TAMING OF THE SHREW – AN EXPLORATION OF GENDER EXPRESSION

p_2349_i_3129537 Male-female lines are blurred—and brilliantly so—in Queer Classics’ The Taming Of The Shrew – An Exploration Of Gender Expression, now playing at Hollywood Fringe 2015.

Shakespeare himself blurred gender lines, or at least his Elizabethan-era actors did, back when women were forbidden by law to set foot onstage. Women’s Shakespeare continues to blur those lines, and this year’s Fringe-goers can also take in a gender-reversed Romea & Julian.

Queer Classics takes this gender-bending a step further, not merely by having certain actors “cross-dress” but by imagining a Petruchio and Kate who not only defy gender stereotypes, they may actually have been born into the wrong bodies.
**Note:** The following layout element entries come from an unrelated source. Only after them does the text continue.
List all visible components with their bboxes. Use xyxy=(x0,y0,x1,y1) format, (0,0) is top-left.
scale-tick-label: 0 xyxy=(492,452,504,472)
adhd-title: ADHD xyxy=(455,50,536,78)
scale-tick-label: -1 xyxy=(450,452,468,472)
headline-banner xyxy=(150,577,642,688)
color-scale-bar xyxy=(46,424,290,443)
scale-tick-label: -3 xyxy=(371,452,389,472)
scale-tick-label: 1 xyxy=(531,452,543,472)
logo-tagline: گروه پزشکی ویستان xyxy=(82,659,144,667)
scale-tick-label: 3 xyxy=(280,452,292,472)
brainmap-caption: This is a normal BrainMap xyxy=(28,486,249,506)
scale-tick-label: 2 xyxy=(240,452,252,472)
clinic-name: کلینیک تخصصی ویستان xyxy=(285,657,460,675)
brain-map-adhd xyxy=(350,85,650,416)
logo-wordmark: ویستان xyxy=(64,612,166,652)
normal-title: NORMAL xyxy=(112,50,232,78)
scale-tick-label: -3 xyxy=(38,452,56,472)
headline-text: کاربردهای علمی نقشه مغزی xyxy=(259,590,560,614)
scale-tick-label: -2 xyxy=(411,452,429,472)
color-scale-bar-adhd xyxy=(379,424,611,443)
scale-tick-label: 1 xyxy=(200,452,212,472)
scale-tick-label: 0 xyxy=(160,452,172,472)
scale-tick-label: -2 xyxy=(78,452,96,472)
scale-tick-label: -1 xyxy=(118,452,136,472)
The wonder of Mike Wamser and Casey Kringlen’s adaptation, conceived and directed by Kringlen with abundant imagination and panache, is in their having found in Shakespeare’s actual text reasons to believe that Petruchio and Kate might indeed be trangender, and to make the two lovers’ discovery of their truth a powerful one.

Whether straight or gay, cisgender or trans, cast members Shaan Dasani, Ryan Leslie Fisher, Suzanne Fortin, Julie Rei Goldstein, Bobby Gutierrez, Jeffrey Masters, Gordon Meacham, Dawn Medina, Nathan Mohebbi, and Lauren Parkinson all do delightful work, some of it downright sensational, and having a pair of audience members step into cameo roles adds to the fun.
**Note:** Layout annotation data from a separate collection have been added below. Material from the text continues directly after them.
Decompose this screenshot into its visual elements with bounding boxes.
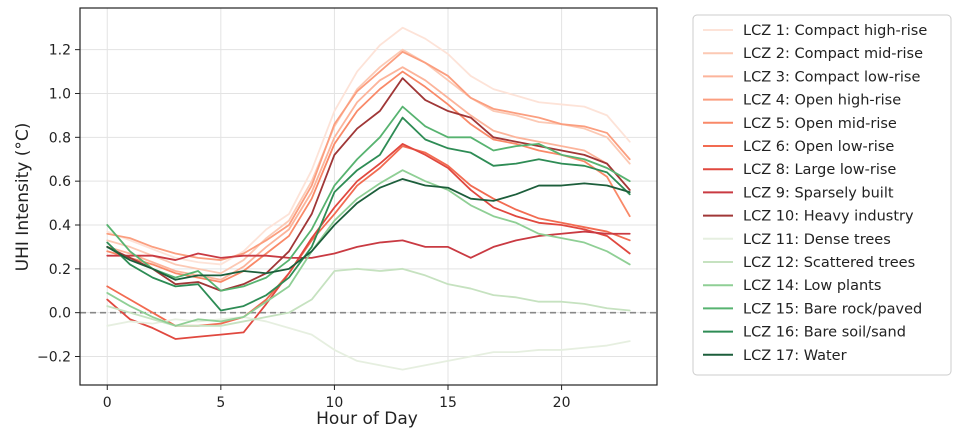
legend-label-6: LCZ 8: Large low-rise <box>743 162 896 178</box>
series-line-1 <box>106 48 631 275</box>
y-tick-label: 0.6 <box>49 174 71 190</box>
y-tick-label: 1.2 <box>49 43 71 59</box>
y-axis-label: UHI Intensity (°C) <box>13 123 33 272</box>
legend-label-7: LCZ 9: Sparsely built <box>743 185 894 201</box>
y-tick-label: −0.2 <box>37 350 71 366</box>
y-tick-label: 0.4 <box>49 218 71 234</box>
x-tick-label: 20 <box>553 395 571 411</box>
series-line-2 <box>106 66 631 281</box>
legend-label-13: LCZ 16: Bare soil/sand <box>743 325 906 341</box>
x-tick-label: 10 <box>326 395 344 411</box>
legend-label-12: LCZ 15: Bare rock/paved <box>743 301 922 317</box>
legend-box <box>692 14 952 376</box>
legend: LCZ 1: Compact high-rise LCZ 2: Compact m… <box>692 14 952 376</box>
x-tick-label: 15 <box>439 395 457 411</box>
legend-label-0: LCZ 1: Compact high-rise <box>743 23 927 39</box>
series-lines <box>106 26 631 371</box>
series-line-3 <box>106 50 631 261</box>
series-line-13 <box>106 116 631 312</box>
legend-label-8: LCZ 10: Heavy industry <box>743 209 914 225</box>
series-line-11 <box>106 169 631 327</box>
y-axis-ticks: −0.2 0.0 0.2 0.4 0.6 0.8 1.0 1.2 <box>37 43 80 366</box>
x-axis-ticks: 0 5 10 15 20 <box>103 385 571 411</box>
series-line-8 <box>106 77 631 292</box>
x-axis-label: Hour of Day <box>316 409 418 428</box>
plot-border <box>79 7 658 386</box>
series-line-12 <box>106 105 631 292</box>
y-tick-label: 0.8 <box>49 130 71 146</box>
legend-label-3: LCZ 4: Open high-rise <box>743 93 901 109</box>
legend-label-9: LCZ 11: Dense trees <box>743 232 891 248</box>
grid-lines <box>80 8 657 385</box>
series-line-0 <box>106 26 631 266</box>
y-tick-label: 0.2 <box>49 262 71 278</box>
x-tick-label: 5 <box>216 395 225 411</box>
legend-label-1: LCZ 2: Compact mid-rise <box>743 46 923 62</box>
series-line-6 <box>106 142 631 340</box>
y-tick-label: 0.0 <box>49 306 71 322</box>
series-line-10 <box>106 267 631 327</box>
legend-label-4: LCZ 5: Open mid-rise <box>743 116 897 132</box>
series-line-14 <box>106 178 631 281</box>
x-tick-label: 0 <box>103 395 112 411</box>
y-tick-label: 1.0 <box>49 86 71 102</box>
legend-label-5: LCZ 6: Open low-rise <box>743 139 894 155</box>
series-line-7 <box>106 230 631 261</box>
legend-label-10: LCZ 12: Scattered trees <box>743 255 915 271</box>
legend-label-2: LCZ 3: Compact low-rise <box>743 69 920 85</box>
legend-label-11: LCZ 14: Low plants <box>743 278 881 294</box>
legend-label-14: LCZ 17: Water <box>743 348 847 364</box>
Kringlen and company stick closely to Shakespeare’s text, edited down to a brisk ninety minutes, while allowing characters to toss off a scripted adlb here or there, though there’s not one of Shrew’s iconic characters that doesn’t get a fresh new twist, or don opposite-sex drag at one point or another. (Mohebbi is particularly fetching in blue lace.)

Most importantly, the adapters keep the audience entertained throughout.

Dan Weingarten’s lighting design and a bevy of imaginative costumes both stylish and whimsical add to the production’s decidedly professional air.

Amber Bruegel is stage manager and Shaeffer Nelson is assistant stage manager.

Having now seen Queer Classics’ gender-bending Taming Of The Shrew, this reviewer will find it hard to view a traditionally staged Shrew without seeing Petruchio and Kate with queer new eyes.